Наконец Минаева, к моему ужасу, заметила меня:
– Тебе что, мальчик?
– Извините, пожалуйста..» Я не был на ваших спектаклях… Мне просто хочется посмотреть на вас хоть так…
– Ну, смотри, милый, смотри!
Минаева растроганно и ласково улыбнулась и расспросила меня, чей я сын, в каком классе учусь, что читал» что видел на сцене.
Дома я рассказал, как я познакомился с Минаевой за счет арифметики, но мне не досталось.
Мама напевала мне арии из опер. Пела мне романсы – главным образом те, что пел мой отец. Пела народные песни, показывала, как пела Плевицкая «Ухаря-купца».

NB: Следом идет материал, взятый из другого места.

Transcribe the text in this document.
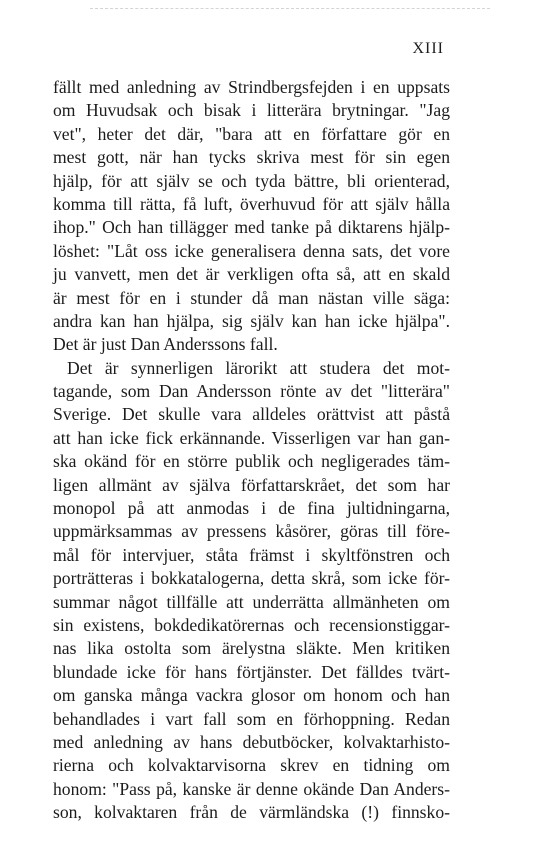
XIII
fällt med anledning av Strindbergsfejden i en uppsats
om Huvudsak och bisak i litterära brytningar. "Jag
vet", heter det där, "bara att en författare gör en
mest gott, när han tycks skriva mest för sin egen
hjälp, för att själv se och tyda bättre, bli orienterad,
komma till rätta, få luft, överhuvud för att själv hålla
ihop." Och han tillägger med tanke på diktarens hjälp-
löshet: "Låt oss icke generalisera denna sats, det vore
ju vanvett, men det är verkligen ofta så, att en skald
är mest för en i stunder då man nästan ville säga:
andra kan han hjälpa, sig själv kan han icke hjälpa".
Det är just Dan Anderssons fall.
Det är synnerligen lärorikt att studera det mot-
tagande, som Dan Andersson rönte av det "litterära"
Sverige. Det skulle vara alldeles orättvist att påstå
att han icke fick erkännande. Visserligen var han gan-
ska okänd för en större publik och negligerades täm-
ligen allmänt av själva författarskrået, det som har
monopol på att anmodas i de fina jultidningarna,
uppmärksammas av pressens kåsörer, göras till före-
mål för intervjuer, ståta främst i skyltfönstren och
porträtteras i bokkatalogerna, detta skrå, som icke för-
summar något tillfälle att underrätta allmänheten om
sin existens, bokdedikatörernas och recensionstiggar-
nas lika ostolta som ärelystna släkte. Men kritiken
blundade icke för hans förtjänster. Det fälldes tvärt-
om ganska många vackra glosor om honom och han
behandlades i vart fall som en förhoppning. Redan
med anledning av hans debutböcker, kolvaktarhisto-
rierna och kolvaktarvisorna skrev en tidning om
honom: "Pass på, kanske är denne okände Dan Anders-
son, kolvaktaren från de värmländska (!) finnsko-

Мама любила цыганскую музыку и привила любовь к ней и мне. Рассказывала, как она еще девочкой заплакала, слушая хор цыган у кого-то из родных. Старая цыганка посмотрела на нее и, обняв, промолвила:
– Эх! Сразу видна дворянская кровь. Дворяне и цыгане спокон веку – одна семья.
В Москве мама старалась не пропустить ни одного концерта Вари Паниной. И она пела мне почти весь ее репертуар, изумительно подражая ей, как это я установил много-много лет спустя, когда слушал панинские пластинки, – подражая ее переходам, ее переливам, ее акценту.
Какой безнадежностью веяло на меня от романса «Жалобно стонет ветер осенний…»!
Тоской непоправимого одиночества, предсмертной тоской звучала «Лебединая песня»:
Как-то дико и странно мне жить без тебя…………………………………………………………Иль мне правду сказали, что будто мояЛебединая песня уж спета?..
И какую бы развеселую песню ни пела мне мать из репертуара Паниной, веселье неизменно было у нее прохвачено грустью:
Эх, распашел, ты мой серенький, пашел,Эх, распашел ту граеива мрай пашел,Эх, распашел ту харошая моя!
Цыганский акцент не мешал Варе Паниной в ее переливчатой «Коробушке» – быть может, оттого, что, по выражению Алексея Толстого, в цыганских песнях «русская удаль…»бьет и кипит», оттого, что и в цыганских и в русских песнях дышит дикая ширь, оттого, что и в тех и в других самая бесшабашная удаль повита грустью, а печаль искрится удалью. И моему сердцу с малолетства одинаково близки и гитара, и гармоника-трехрядка, на которой с таким надрывающим душу упоением отчаяния играл один наш перемышлянин, в 20-х годах выдержавший конкурсный экзамен при московской радиостанции имени Коминтерна, игравший в Москве, но спившийся с кругу и вернувшийся в Перемышль погибать от чахотки и от запоя.
В груди моей всегда что-то закипает при звуках «Вниз по матушке по Волге…», особенно если эту песню поет Шаляпин, при звуках «Дремлют плакучие ивы…» и «Эх, распашел…».
…Летом 28-го года мы с матерью прожили неделю в Калуге и каждый вечер ходили в городской сад с фонтаном в виде лебедя слушать музыку. Оркестр играл на закрытой эстраде. Дирижировал им Гутман. Впоследствии он имел неосторожность остаться при немцах в Калуге, и гестаповцы его, как еврея, по доносу соквартиранта-партийца уничтожили.